Entertainment

Scary look at unemployed Long Island

The economic recession began in 2008, and — judging from a new HBO special, “Hard Times: Lost on Long Island,” premiering tonight — it is not like any other downturn before it.

While the struggling economy has affected people everywhere, it’s Long Island — birthplace of Levittown, the country’s first planned suburb — that the filmmakers Mark Levin and Daphne Pinkerson chose to stand in for the uniqueness of this collapse.

The families on Long Island who appear in “Hard Times” are educated, established professionals — people who were not supposed to be out of a job for four years.

Among those profiled are a corporate trainer, a publicist, a teacher and a Wall Street office manager.

Their lives are filled with stress, fear, anger, embarrassment, self-doubt and the feeling of emotional alienation that separate them from friends and family who have jobs.

“Living with cancer was easier than being unemployed,” says Anne Strauss, whose husband, Mel, beat brain cancer in 2000.

Then there’s corporate trainer Alan Fromm, who survived both bombings of the World Trade Center and the Long Island Railroad massacre. He talks about the failed job leads and false hopes, the fear of losing his house and his growing religious faith — which still doesn’t make a prospective employer return his phone call. The Hartsteins — she’s a teacher, he’s a chiropractor — talk about living a “fairy-tale” life until she lost her job and his business went south, forcing them to declare bankruptcy and put their dream home at risk.

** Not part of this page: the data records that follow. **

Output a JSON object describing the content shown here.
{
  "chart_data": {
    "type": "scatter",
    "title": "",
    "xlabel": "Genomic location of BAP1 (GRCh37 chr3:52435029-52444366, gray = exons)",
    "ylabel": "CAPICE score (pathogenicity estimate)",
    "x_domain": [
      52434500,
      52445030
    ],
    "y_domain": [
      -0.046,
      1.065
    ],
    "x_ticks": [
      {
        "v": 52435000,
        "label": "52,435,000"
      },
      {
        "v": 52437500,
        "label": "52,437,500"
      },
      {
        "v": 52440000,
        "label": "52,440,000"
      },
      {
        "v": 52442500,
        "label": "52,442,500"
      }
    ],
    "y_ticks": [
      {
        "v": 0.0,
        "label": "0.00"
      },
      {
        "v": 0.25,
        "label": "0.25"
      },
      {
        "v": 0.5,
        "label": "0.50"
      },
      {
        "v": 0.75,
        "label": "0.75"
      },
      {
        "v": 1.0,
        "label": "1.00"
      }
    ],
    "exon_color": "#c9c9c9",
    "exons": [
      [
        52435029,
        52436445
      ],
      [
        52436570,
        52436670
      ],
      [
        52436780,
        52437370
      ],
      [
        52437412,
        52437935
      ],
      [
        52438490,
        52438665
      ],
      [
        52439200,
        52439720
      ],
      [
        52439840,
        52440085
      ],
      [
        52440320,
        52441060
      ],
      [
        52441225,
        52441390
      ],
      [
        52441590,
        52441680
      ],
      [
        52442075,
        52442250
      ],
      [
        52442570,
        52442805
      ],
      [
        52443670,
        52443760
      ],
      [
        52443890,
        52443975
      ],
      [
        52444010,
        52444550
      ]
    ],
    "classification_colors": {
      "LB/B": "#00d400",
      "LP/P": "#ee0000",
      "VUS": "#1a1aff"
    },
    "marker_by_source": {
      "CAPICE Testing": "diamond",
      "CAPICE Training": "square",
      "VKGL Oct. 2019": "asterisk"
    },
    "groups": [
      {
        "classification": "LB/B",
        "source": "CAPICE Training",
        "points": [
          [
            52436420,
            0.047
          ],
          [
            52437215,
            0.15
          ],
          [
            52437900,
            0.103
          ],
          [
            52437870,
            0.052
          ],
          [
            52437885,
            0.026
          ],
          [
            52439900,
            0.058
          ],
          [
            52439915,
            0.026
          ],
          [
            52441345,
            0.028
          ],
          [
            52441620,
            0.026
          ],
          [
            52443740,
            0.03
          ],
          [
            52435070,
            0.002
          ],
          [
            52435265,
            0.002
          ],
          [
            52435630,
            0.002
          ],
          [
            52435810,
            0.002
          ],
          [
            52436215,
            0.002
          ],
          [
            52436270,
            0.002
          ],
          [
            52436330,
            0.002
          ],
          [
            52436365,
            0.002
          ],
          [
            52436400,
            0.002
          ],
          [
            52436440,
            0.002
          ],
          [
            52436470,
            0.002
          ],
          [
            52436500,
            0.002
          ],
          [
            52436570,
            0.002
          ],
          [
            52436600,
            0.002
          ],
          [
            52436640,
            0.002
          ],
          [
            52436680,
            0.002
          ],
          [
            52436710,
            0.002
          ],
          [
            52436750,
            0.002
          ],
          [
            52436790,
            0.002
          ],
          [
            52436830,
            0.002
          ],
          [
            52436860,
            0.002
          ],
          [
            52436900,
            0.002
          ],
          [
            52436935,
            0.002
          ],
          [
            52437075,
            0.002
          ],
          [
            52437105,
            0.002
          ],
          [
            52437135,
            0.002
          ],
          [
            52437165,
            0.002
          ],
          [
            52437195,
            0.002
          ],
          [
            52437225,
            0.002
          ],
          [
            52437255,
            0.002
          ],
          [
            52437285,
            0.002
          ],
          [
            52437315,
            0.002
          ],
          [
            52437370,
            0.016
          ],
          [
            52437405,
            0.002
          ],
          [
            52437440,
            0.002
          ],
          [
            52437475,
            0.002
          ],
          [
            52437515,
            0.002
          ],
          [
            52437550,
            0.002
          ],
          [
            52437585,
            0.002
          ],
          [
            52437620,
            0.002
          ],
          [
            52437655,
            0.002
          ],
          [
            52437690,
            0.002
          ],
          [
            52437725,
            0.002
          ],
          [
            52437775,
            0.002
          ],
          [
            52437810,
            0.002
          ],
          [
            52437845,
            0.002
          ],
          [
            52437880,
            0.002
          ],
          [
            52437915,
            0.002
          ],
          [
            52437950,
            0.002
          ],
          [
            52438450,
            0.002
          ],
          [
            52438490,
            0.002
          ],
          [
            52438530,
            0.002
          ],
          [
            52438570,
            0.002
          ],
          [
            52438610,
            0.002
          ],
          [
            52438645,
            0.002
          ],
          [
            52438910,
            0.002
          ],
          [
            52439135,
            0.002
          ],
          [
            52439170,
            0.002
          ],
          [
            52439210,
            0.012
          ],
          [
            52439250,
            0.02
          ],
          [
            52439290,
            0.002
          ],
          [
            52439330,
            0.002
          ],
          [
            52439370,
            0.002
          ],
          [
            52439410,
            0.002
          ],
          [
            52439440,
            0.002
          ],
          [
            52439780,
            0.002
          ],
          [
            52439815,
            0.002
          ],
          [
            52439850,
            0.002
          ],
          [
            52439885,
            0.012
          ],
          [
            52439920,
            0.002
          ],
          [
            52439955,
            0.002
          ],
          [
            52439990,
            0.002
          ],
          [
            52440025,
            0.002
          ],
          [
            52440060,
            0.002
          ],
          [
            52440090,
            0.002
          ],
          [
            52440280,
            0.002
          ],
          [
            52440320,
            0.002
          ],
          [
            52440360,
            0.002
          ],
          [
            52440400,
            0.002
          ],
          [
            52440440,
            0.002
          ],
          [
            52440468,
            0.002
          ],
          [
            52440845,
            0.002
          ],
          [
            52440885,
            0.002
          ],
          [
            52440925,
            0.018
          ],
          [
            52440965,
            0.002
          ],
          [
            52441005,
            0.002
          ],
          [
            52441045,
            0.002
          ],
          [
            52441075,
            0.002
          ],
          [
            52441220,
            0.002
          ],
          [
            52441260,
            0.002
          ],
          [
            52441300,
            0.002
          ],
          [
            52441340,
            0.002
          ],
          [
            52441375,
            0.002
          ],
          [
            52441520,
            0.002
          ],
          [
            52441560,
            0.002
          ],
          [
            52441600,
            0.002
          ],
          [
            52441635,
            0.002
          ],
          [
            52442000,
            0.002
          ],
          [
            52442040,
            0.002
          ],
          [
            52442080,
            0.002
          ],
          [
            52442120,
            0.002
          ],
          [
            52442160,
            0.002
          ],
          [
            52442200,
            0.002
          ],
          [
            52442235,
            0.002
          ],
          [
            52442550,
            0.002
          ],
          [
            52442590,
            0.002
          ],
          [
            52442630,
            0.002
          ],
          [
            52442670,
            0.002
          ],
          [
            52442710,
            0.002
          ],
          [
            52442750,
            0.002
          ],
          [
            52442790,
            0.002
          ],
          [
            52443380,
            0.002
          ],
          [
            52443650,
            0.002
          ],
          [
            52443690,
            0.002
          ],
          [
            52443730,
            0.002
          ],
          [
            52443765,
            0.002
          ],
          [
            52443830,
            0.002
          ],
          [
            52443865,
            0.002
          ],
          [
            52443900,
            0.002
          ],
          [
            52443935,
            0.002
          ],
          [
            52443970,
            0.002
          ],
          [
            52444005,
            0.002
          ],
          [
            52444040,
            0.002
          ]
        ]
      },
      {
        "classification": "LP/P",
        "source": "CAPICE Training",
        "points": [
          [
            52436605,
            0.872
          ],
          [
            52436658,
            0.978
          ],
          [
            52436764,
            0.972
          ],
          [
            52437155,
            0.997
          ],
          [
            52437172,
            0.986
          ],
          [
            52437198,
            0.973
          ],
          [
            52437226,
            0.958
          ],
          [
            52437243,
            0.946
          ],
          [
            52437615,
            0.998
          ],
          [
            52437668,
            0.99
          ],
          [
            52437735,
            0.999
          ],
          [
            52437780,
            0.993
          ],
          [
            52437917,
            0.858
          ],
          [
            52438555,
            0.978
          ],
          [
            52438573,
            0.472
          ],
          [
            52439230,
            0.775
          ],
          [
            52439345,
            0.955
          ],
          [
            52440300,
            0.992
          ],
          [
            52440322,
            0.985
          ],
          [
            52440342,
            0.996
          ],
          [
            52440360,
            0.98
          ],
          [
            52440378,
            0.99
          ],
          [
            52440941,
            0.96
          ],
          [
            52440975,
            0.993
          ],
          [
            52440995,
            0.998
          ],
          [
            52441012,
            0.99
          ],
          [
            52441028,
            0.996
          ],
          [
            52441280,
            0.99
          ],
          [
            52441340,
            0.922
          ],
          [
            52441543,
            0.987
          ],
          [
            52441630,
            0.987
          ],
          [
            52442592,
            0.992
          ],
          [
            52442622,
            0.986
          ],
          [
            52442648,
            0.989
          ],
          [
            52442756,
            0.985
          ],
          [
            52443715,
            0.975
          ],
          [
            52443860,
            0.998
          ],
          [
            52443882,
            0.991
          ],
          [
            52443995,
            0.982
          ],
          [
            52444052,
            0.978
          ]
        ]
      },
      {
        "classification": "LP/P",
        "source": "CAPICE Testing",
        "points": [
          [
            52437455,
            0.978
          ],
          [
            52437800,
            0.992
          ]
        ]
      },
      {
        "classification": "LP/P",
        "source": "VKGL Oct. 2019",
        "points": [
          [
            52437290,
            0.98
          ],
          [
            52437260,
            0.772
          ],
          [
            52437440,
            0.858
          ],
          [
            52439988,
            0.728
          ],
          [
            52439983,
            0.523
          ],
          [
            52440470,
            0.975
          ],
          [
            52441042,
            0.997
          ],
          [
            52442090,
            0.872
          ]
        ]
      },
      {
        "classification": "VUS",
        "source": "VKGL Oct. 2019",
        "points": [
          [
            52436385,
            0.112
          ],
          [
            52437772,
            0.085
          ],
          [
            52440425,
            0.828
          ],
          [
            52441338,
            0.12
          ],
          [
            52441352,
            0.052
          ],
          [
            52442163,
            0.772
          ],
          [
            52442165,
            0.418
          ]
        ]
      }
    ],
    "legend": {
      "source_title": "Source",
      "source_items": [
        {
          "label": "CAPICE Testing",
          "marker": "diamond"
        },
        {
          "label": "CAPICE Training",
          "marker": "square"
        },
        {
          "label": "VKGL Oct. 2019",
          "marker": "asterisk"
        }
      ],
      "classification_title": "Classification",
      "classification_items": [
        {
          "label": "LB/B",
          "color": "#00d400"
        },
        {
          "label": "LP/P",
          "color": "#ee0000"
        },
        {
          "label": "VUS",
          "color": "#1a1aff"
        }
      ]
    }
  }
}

Like them, Nick and Regina Puccio can’t pay their mortgage (he lost his Wall Street job in the ’08 meltdown), and live month to month wondering if they’ll lose their house.

Levin and Pinkerson could have easily turned “Hard Times” into a ideological screed on a hot-button political issue.

But to their credit, they didn’t. They made instead a film about the toll this drama of our times takes on everyday people.